Fig. 6. Renard courant après un lièvre
Fig. 7. Manicule, Amiens,
BM, ms. 361, fol. 413f
Même si, comme la miniature [4], elle entre dans la définition générale du terme « enluminure », la marge n’a pas le même statut ; elle se distingue aussi des initiales historiées ou ornées. La distance qui les sépare est d’abord spatiale : les marges ne sont pas des seuils, des points de passage entre la marge blanche et le texte manuscrit, comme les lettrines ; elles pénètrent assez rarement le texte ou ses interlignes, même si c’est parfois le cas, en particulier pour combler une ligne peu écrite (fig. 5). La différence tient à leur format, à leur prix, même si elles deviennent de plus en plus riches après le XIIe siècle, à la qualité et à la précision du trait mais aussi au moment de leur création. Alors que le dessin marginal procède d’une intention postérieure, la miniature est pensée par le scribe lors de la rédaction. Le copiste laisse une place vacante avant son texte, indique à l’artiste le sujet à représenter dans une rubrique, à l’encre rouge souvent, comme dans le manuscrit D [5]. La miniature obéit également à la réglure qui cadre l’écriture dans la page et à l’organisation du texte en colonne : elle est donc, comme le texte, bornée par la marge blanche.
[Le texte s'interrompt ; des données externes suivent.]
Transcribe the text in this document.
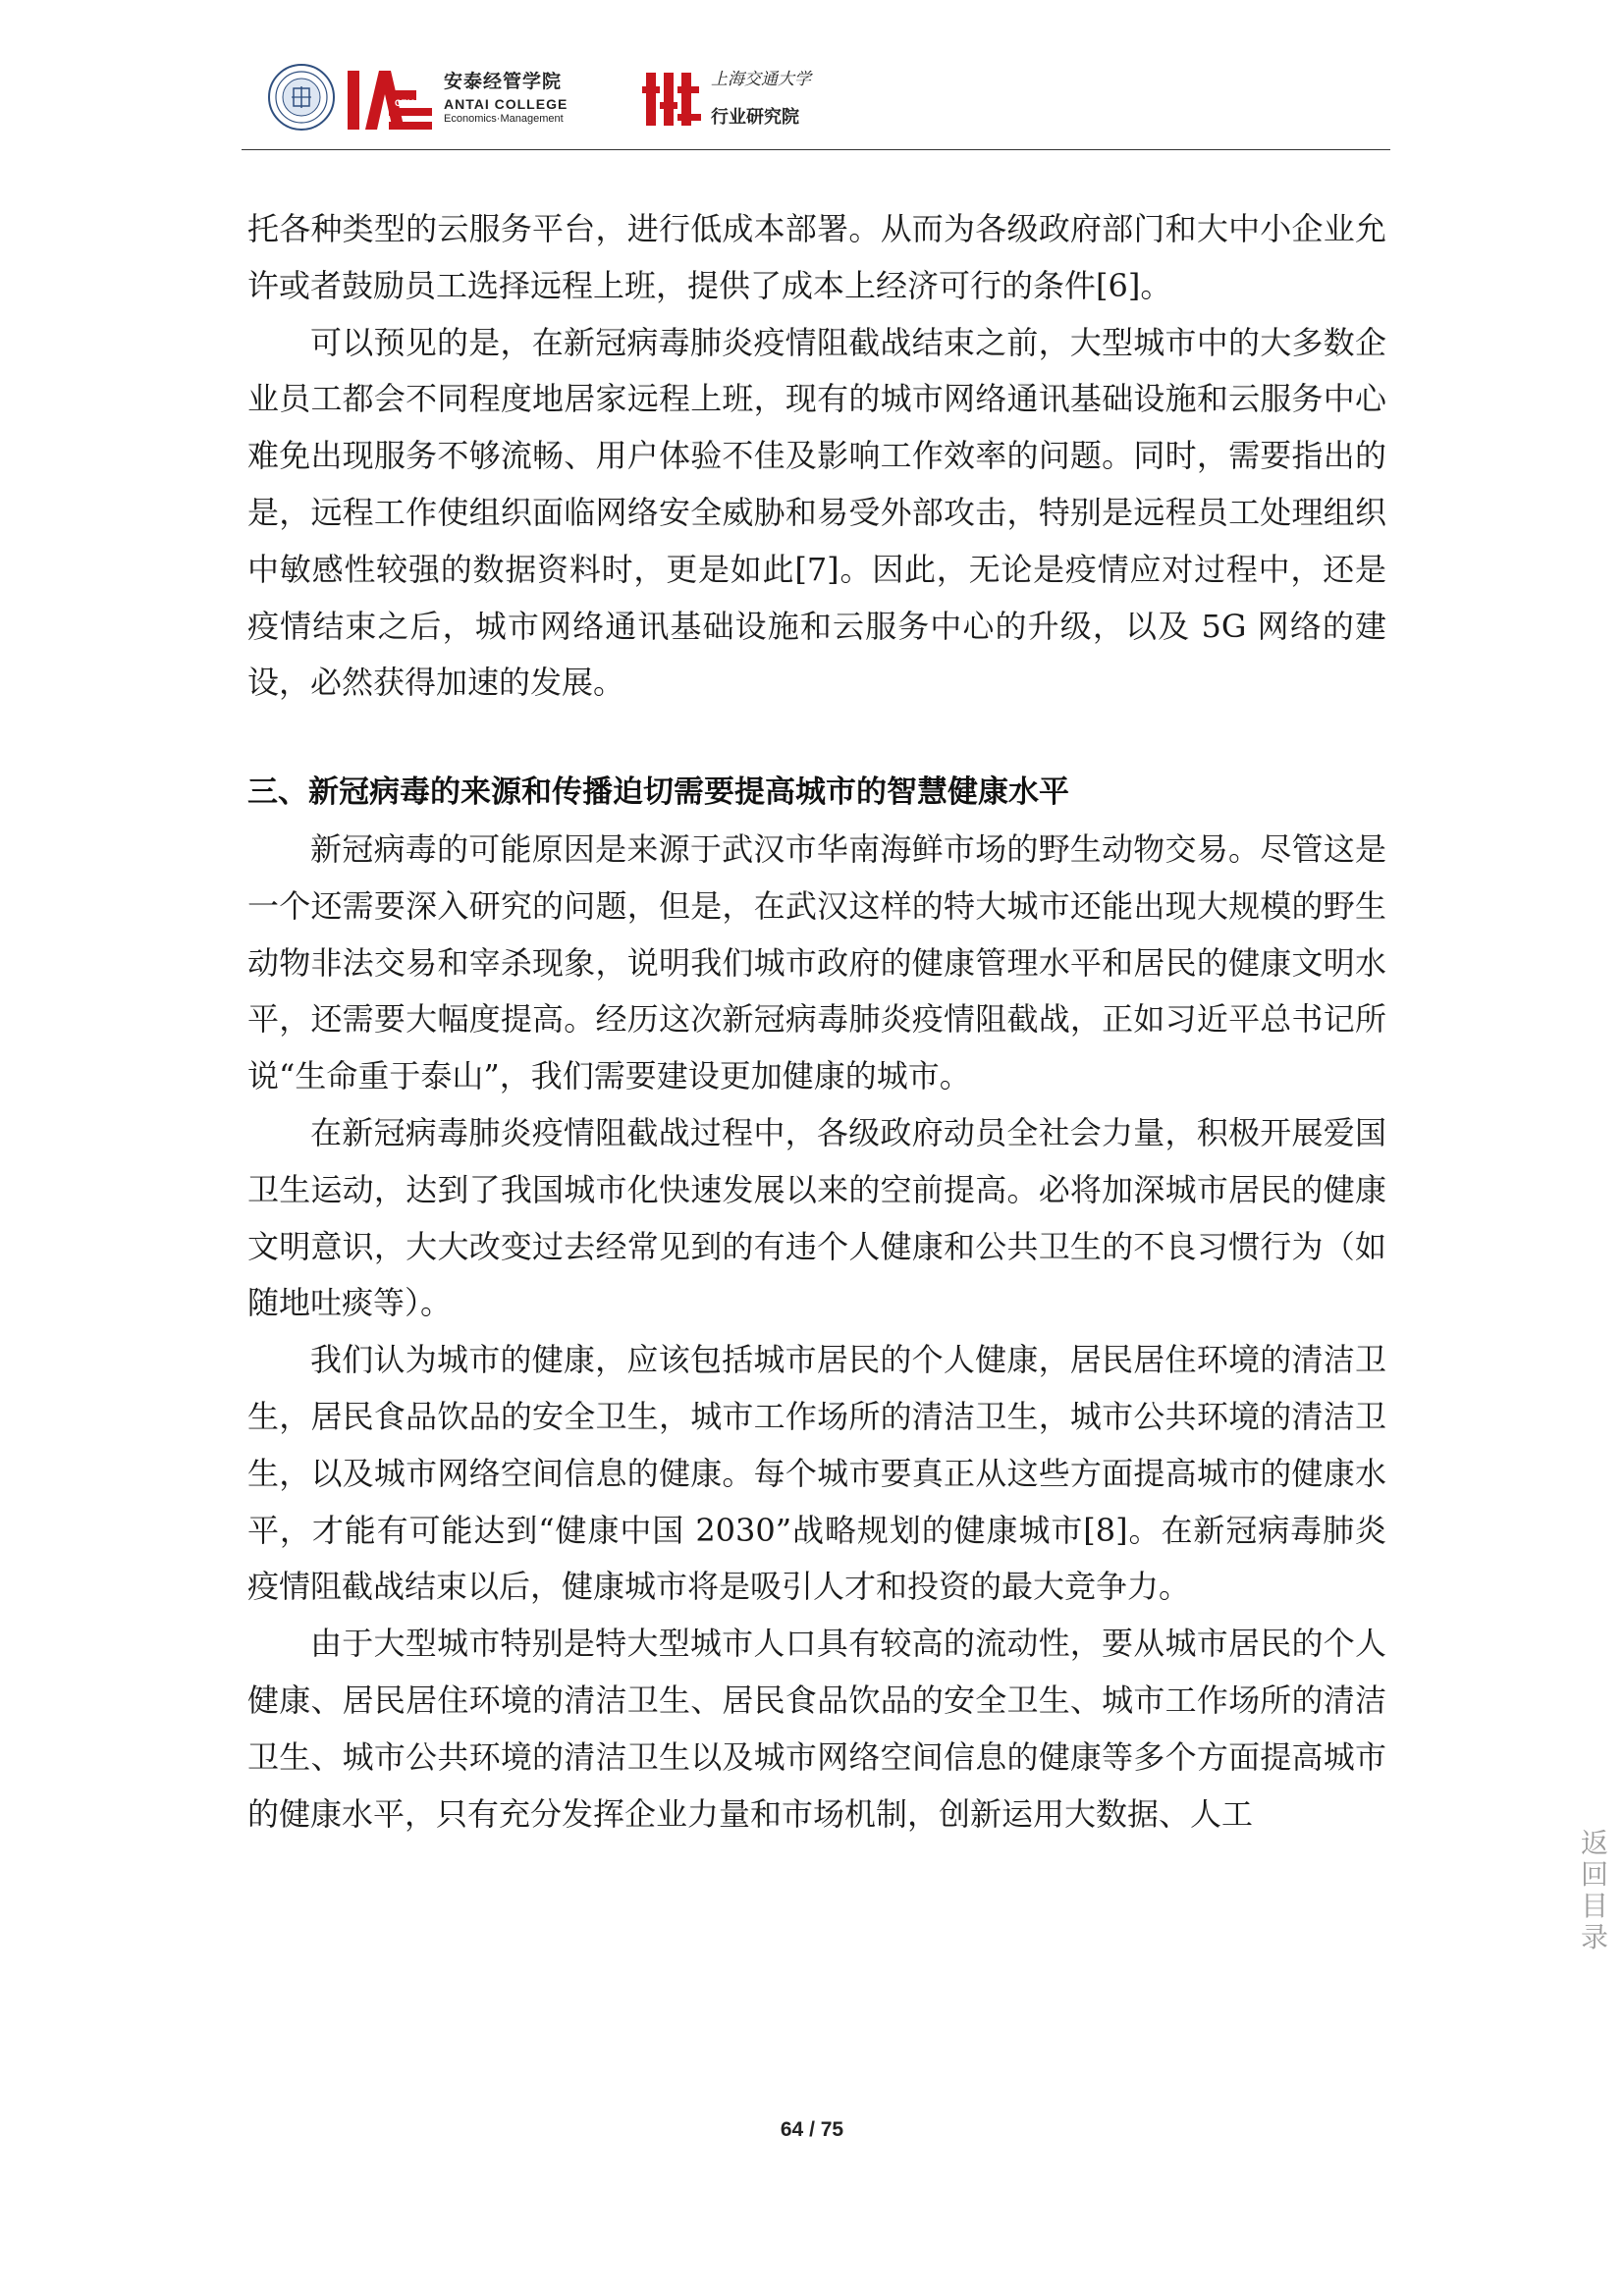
CEM
安泰经管学院
ANTAI COLLEGE
Economics·Management
上海交通大学
行业研究院

托各种类型的云服务平台，进行低成本部署。从而为各级政府部门和大中小企业允许或者鼓励员工选择远程上班，提供了成本上经济可行的条件[6]。

可以预见的是，在新冠病毒肺炎疫情阻截战结束之前，大型城市中的大多数企业员工都会不同程度地居家远程上班，现有的城市网络通讯基础设施和云服务中心难免出现服务不够流畅、用户体验不佳及影响工作效率的问题。同时，需要指出的是，远程工作使组织面临网络安全威胁和易受外部攻击，特别是远程员工处理组织中敏感性较强的数据资料时，更是如此[7]。因此，无论是疫情应对过程中，还是疫情结束之后，城市网络通讯基础设施和云服务中心的升级，以及 5G 网络的建设，必然获得加速的发展。

三、新冠病毒的来源和传播迫切需要提高城市的智慧健康水平

新冠病毒的可能原因是来源于武汉市华南海鲜市场的野生动物交易。尽管这是一个还需要深入研究的问题，但是，在武汉这样的特大城市还能出现大规模的野生动物非法交易和宰杀现象，说明我们城市政府的健康管理水平和居民的健康文明水平，还需要大幅度提高。经历这次新冠病毒肺炎疫情阻截战，正如习近平总书记所说“生命重于泰山”，我们需要建设更加健康的城市。

在新冠病毒肺炎疫情阻截战过程中，各级政府动员全社会力量，积极开展爱国卫生运动，达到了我国城市化快速发展以来的空前提高。必将加深城市居民的健康文明意识，大大改变过去经常见到的有违个人健康和公共卫生的不良习惯行为（如随地吐痰等）。

我们认为城市的健康，应该包括城市居民的个人健康，居民居住环境的清洁卫生，居民食品饮品的安全卫生，城市工作场所的清洁卫生，城市公共环境的清洁卫生，以及城市网络空间信息的健康。每个城市要真正从这些方面提高城市的健康水平，才能有可能达到“健康中国 2030”战略规划的健康城市[8]。在新冠病毒肺炎疫情阻截战结束以后，健康城市将是吸引人才和投资的最大竞争力。

由于大型城市特别是特大型城市人口具有较高的流动性，要从城市居民的个人健康、居民居住环境的清洁卫生、居民食品饮品的安全卫生、城市工作场所的清洁卫生、城市公共环境的清洁卫生以及城市网络空间信息的健康等多个方面提高城市的健康水平，只有充分发挥企业力量和市场机制，创新运用大数据、人工

返
回
目
录
64 / 75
Sur la première page du manuscrit D du Roman de Renart, au bas du feuillet, un renard court après un lièvre sur un décor végétal (fig. 6). La marge animalière illustre une scène de chasse habituelle, présente dans de nombreux autres manuscrits. Le plus souvent, dans les livres d’heures, de chasses, sommes de droits, la scène n’illustre pas le récit : elle est parfaitement marginale. Mais ici, dans le Roman de Renart, elle semble annoncer à sa façon la quête perpétuelle de Renart qui se saisirait volontiers de Couart, le lièvre. La marge de ce premier feuillet n’était pas explicitement prévue par le scribe ; elle est cependant contemporaine du texte et de la miniature. Cette simultanéité n’est pas la règle : dès le Moyen Age, l’occupation des marges peut-être décalée dans le temps. En effet, de nombreux manuscrits médiévaux font apparaître dans leurs marges des mains (manicules) dont l’index est pointé vers un mot ou une ligne (fig. 7). Parmi ces indications, certaines étaient vraisemblablement ajoutées plus tard, par le lecteur, pour retenir son attention, souligner un passage important et instaurer ainsi un dialogue avec le penseur d’un temps ancien.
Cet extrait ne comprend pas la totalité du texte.